Почему-то этот вопрос их обеспокоил. Они посмотрели друг на друга. Ларви немного погодя сказала: «Она улетела в своем корабле, Вэн».
— На Землю?
— Нет. Еще нет. В таком корабле, как у нее, путь очень долог. Дольше, чем она проживет.
Заговорил младший мужчина, Пол, тот, что совокуплялся с Ларви: «Она все еще в пути, Вэн. Мы не знаем точно, где она. Мы даже не уверены, что она жива. Она себя заморозила».
— Значит, она умерла?
— Ну… пожалуй, она не жива. Но если ее найдут, ее можно будет оживить. Она в холодильнике своего корабля, при температуре минус сорок градусов. Тело её долго не будет разлагаться, я думаю. Она думала… Во всяком случае она решила, что это ее лучший шанс.
— Я мог бы дать ей лучший, — подавленно сказал Вэн. Потом лицо его прояснилось. Есть ведь эта молодая женщина, Джанин, она не замерзла. Желая поразить ее, он сказал:
— Какое чертово число.
— Что? Какое число?
— Чертово число, Джанин. Мне о них рассказывал Крошечный Джим. Когда скажешь «минус сорок», не нужно уточнять, по Цельсию или Фаренгейту, потому что это одно и то же. — Он засмеялся своей шутке.

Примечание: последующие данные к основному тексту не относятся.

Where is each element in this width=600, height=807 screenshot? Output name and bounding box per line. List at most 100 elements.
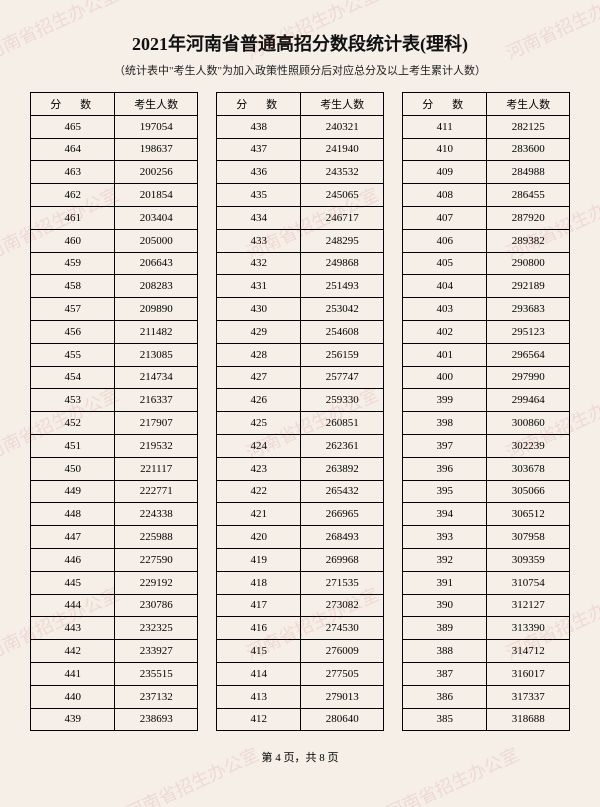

Они снова посмотрели друг на друга. Вэн чувствовал, что что-то не так, с каждой секундой он испытывал все большую усталость, головокружение. Он решил, что они не поняли шутку, и сказал: «Давайте спросим Крошечного Джима. Он тут близко по коридору, рядом с сонной кушеткой».
— Спросим? Как? — это старший мужчина, Пейтер.
Вэн не ответил: он себя плохо чувствовал, ему легче было показать. Он резко повернулся и потащился к комнате для снов. К тому времени, как они догнали его, он уже настроил прием и вызвал номер сто двенадцатый. «Крошечный Джим? — попробовал он: потом добавил через плечо: — Иногда он не хочет разговаривать. Пожалуйста, потерпите». — Но на этот раз ему повезло, и тут же послышался голос Мертвеца:
— Вэн? Это ты?
— Конечно, я, Крошечный Джим. Я хочу послушать о чертовых числах.